Toujours dans son effort, le Cameroun à travers le Pnlp, vient de mettre en place de nouvelles directives pour la prise en charge du paludisme. Il s’agit essentiellement d’un classement de différents types de traitement pour la prise en charge des paludismes simple et graves. Cette reclassification des types de traitement recommandés en première, deuxième et troisième intention vise à encourager les prestataires de santé à utiliser les traitements les plus efficace. D’ici 2023, le Pnlp envisage de réduire d’au moins 60% la mortalité et la morbidité liées au paludisme par rapport à 2015 où les compteurs affichaient 3440 décès et 1 763 402 cas confirmés.
Engager la jeunesse
En attendant, la maladie continue de sévir. En 2020, le paludisme représentait 29% des consultations dans les formations sanitaires et 40% des hospitalisations.

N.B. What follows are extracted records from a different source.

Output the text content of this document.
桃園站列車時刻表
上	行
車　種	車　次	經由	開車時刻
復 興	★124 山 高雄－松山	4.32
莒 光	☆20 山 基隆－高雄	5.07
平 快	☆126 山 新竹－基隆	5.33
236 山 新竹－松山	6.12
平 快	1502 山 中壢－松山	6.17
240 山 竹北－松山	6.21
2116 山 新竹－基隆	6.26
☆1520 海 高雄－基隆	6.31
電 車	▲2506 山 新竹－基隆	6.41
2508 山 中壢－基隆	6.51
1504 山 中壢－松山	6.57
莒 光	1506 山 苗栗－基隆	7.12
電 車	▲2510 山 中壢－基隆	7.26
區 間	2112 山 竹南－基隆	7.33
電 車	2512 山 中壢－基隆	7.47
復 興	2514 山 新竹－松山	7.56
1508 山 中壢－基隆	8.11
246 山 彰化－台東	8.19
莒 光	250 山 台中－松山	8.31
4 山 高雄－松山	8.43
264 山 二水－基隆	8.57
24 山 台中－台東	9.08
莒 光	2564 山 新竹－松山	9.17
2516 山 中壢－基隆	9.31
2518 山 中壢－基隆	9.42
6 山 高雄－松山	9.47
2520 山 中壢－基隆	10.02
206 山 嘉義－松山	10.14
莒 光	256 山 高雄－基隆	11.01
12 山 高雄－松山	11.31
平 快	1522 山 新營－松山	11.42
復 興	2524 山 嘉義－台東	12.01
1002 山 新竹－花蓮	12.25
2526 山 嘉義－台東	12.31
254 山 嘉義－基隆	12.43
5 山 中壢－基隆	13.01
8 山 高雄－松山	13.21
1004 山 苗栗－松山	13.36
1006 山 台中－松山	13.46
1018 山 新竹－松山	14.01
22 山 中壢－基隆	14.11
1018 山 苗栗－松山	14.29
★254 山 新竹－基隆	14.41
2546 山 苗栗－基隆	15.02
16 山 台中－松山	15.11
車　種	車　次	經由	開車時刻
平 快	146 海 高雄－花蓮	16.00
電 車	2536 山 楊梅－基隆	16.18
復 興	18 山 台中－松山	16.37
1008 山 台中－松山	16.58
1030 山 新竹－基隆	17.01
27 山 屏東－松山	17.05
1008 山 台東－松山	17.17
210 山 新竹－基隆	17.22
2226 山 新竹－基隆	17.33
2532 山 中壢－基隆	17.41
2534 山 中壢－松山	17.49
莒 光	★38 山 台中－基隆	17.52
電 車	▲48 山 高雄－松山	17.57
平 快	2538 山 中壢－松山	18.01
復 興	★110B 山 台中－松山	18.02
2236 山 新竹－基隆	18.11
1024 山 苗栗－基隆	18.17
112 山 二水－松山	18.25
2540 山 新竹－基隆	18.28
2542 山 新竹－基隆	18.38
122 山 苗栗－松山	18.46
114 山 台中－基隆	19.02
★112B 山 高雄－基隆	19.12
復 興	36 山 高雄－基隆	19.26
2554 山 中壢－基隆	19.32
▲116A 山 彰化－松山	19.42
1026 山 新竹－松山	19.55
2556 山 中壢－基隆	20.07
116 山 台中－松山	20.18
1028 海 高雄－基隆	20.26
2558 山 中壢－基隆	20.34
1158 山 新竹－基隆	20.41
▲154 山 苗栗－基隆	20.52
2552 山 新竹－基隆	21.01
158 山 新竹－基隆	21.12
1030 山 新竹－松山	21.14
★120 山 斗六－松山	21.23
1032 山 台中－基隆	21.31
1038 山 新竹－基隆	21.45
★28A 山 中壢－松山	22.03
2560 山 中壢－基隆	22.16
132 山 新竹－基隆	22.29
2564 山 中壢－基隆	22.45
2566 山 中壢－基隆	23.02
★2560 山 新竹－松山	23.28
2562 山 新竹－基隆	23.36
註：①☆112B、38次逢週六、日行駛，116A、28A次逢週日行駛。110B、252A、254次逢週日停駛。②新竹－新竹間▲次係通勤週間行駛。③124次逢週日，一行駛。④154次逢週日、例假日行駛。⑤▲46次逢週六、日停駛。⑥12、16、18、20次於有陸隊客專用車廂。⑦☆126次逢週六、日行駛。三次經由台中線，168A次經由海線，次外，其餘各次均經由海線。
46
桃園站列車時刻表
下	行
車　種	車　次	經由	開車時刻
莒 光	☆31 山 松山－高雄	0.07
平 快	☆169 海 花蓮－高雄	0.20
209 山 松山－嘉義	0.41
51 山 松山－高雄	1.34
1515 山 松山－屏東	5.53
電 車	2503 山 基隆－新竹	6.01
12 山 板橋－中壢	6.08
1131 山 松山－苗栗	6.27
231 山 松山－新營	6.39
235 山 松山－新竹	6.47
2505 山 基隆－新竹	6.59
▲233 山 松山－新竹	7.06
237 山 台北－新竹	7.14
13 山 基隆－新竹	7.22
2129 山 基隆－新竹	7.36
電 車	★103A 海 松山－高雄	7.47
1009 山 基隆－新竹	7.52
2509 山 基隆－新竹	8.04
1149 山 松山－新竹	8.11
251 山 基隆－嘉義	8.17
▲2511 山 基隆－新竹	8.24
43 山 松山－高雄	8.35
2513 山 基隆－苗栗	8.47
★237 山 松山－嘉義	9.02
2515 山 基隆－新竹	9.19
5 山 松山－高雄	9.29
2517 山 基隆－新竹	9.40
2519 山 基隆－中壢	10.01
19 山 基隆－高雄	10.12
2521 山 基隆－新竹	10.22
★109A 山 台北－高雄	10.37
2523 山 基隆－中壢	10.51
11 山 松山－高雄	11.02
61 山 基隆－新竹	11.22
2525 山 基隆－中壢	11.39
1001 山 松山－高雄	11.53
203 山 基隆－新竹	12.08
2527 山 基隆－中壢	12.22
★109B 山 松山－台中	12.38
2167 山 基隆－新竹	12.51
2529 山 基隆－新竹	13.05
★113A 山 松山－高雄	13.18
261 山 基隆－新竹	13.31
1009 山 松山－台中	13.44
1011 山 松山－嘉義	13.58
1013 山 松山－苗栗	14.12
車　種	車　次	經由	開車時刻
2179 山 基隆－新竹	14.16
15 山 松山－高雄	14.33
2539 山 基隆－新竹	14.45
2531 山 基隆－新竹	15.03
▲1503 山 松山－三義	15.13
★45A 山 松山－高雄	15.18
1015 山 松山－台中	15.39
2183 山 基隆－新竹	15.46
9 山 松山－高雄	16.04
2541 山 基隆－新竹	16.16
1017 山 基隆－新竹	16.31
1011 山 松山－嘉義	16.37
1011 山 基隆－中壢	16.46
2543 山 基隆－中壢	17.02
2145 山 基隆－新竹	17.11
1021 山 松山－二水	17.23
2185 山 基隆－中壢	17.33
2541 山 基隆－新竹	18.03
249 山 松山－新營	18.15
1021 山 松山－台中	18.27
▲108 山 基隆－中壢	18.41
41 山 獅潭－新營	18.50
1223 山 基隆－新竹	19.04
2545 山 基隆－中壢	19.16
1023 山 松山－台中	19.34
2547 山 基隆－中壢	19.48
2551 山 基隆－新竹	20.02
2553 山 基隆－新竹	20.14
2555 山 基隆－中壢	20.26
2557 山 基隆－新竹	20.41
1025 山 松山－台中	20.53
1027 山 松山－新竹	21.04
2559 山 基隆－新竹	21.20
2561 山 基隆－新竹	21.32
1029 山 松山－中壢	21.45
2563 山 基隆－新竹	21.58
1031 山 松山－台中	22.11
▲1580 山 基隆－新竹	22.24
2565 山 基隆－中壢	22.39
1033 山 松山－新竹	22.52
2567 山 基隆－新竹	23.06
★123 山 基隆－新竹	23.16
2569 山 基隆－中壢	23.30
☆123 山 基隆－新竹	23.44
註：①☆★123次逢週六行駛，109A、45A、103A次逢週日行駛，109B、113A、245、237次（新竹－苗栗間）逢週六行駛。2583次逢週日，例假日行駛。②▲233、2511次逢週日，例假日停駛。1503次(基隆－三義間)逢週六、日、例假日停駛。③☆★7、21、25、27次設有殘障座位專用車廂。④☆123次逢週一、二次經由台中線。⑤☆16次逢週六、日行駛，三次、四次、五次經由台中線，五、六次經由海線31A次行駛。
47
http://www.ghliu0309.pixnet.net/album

Le taux de mortalité est estimé à 16 décès pour 100 000 contre 18 décès pour 100 000 en 2019. Comparé aux autres régions, l’Extrême-Nord, le Nord, l’Adamaoua et l’Est paient le plus lourd tribut avec des taux de mortalité de 32%, 27%, 29% et 19%, respectivement. Le paludisme reste une des premières causes de mortalité même en contexte de Covid-19. Un rapport récent du Fonds mondial a révélé qu’en 2020, du fait de la COVID-19, les systèmes de santé en Afrique et en Asie ont subi des perturbations considérables, et que les diagnostics du paludisme ont chuté de 31 %.
9 jeunes Africains sur 10 veulent s’engager personnellement dans la lutte contre le paludisme, près des deux tiers (61 %) d’entre eux sont convaincus que la maladie peut être éliminée de leur vivant ; 50% sont plus susceptibles de se porter bénévoles pour soutenir les efforts de lutte contre le paludisme
Cette pandémie vient s’ajouter aux changements climatiques qui de l’avis des experts ont un impact sur le développement du moustique. Ce qui pourrait expliquer l’apparition de poches de résistance source éventuelle de grave problème ont les mutations de moustiques, si cette question du point de vue environnementale, n’est pas adressée. Ce qui obligerait à développer encore d’autres outils innovants pour adresser ces mutations ou résistances. Alors que se pose la problématique des ressources aussi financière, matérielle qu’humaine pour tirer un trait sur le paludisme comme le souhaite le Partenariat RBM.
Pour accélérer l’action sur le continent où cette maladie a causé 409 000 décès en 2019 et continue d’empêcher les enfants d’aller à l’école et de réaliser leurs projets, le Partenariat RBM s’appuie sur l’énergie de la jeunesse africaine à travers la campagne « Tirer un trait le paludisme ». Lancée en février dernier, cette initiative encourage les jeunes du continent africain à reprendre leur avenir en main contre le paludisme. Une étude publiée en collaboration avec Gallup International, révèle que 9 jeunes Africains sur 10 veulent s’engager personnellement dans la lutte contre le paludisme, près des deux tiers (61 %) d’entre eux sont convaincus que la maladie peut être éliminée de leur vivant ; 50% sont plus susceptibles de se porter bénévoles pour soutenir les efforts de lutte contre le paludisme. Cependant, 73% pensent que les dirigeants n’investissent pas assez dans la lutte pour tirer un trait sur cette maladie.